Today, the leadership battle in TCO Itika Guasu continues, with each group appealing to different levels of the state and indigenous authorities for support. In some ways, Itika Guasu has become a microcosm of the broader conflicts of Morales’s Bolivia, where many social movements are divided between alignment with the MAS government and opposition to its divisive and increasingly authoritarian tactics. “Paralelismo” – the existence of competing leaderships – has become the new norm. Meanwhile, gas continues to flow from the Margarita gas field to Argentina and Brazil, even if the returning flow of money into Bolivian state coffers is not what it was.

Environmental impacts – including deforestation, water contamination, air pollution, and the loss of wild fauna – continue to accumulate with minimal state oversight, while actors at a variety of scales are building their political projects around control of gas rents. The Guaraní of Itika Guasu did not choose this development model. Communities continue to rely on firewood for fuel. Many are rightly concerned about the long-term impacts of extraction in their territory. Yet, as they are frequently reminded, halting extraction in Bolivia’s biggest gas field is not an option.

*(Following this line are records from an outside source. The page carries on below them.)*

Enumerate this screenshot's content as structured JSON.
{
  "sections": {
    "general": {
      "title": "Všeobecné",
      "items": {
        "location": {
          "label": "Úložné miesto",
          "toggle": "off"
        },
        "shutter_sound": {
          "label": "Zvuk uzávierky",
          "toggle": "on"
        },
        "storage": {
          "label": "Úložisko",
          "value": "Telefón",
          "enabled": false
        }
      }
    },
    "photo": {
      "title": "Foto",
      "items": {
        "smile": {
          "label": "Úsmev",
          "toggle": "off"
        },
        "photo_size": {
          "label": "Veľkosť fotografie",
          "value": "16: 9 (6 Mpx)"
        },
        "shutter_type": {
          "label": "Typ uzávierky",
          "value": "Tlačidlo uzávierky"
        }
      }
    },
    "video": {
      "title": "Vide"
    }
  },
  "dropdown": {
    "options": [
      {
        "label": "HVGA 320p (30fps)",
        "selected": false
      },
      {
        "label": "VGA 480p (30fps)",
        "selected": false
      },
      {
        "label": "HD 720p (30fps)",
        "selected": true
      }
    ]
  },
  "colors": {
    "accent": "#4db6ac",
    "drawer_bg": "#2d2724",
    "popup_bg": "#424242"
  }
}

What does it mean to struggle for territory and autonomy in this context? The two rival leaderships in Itika Guasu pose different answers to this question: one emphasizes autonomy while the other has promoted inclusion in a national development project. However, both have linked their visions of territorial development to an extractivist development model. Community members, on the other hand, tend to balance the desire for development with concerns about land scarcity, climate change, water contamination and diminishing fish stocks, which pose growing challenges to subsistence livelihoods. Such concerns need to be brought back into the center of indigenous territorial politics if TCOs are to be maintained as spaces for sustainable, healthy and autonomous indigenous futures – the kind of autonomy that grandparents fought for.


Penelope Anthias is Ciriacy-Wantrup Postdoctoral Fellow at the University of California, Berkeley and recently joined the Rule and Rupture project at the University of Copenhagen. Her forthcoming book, Reclaiming Territory: Land, Gas and Indigenous Autonomy in Lowland Bolivia, will be published by Cornell University Press.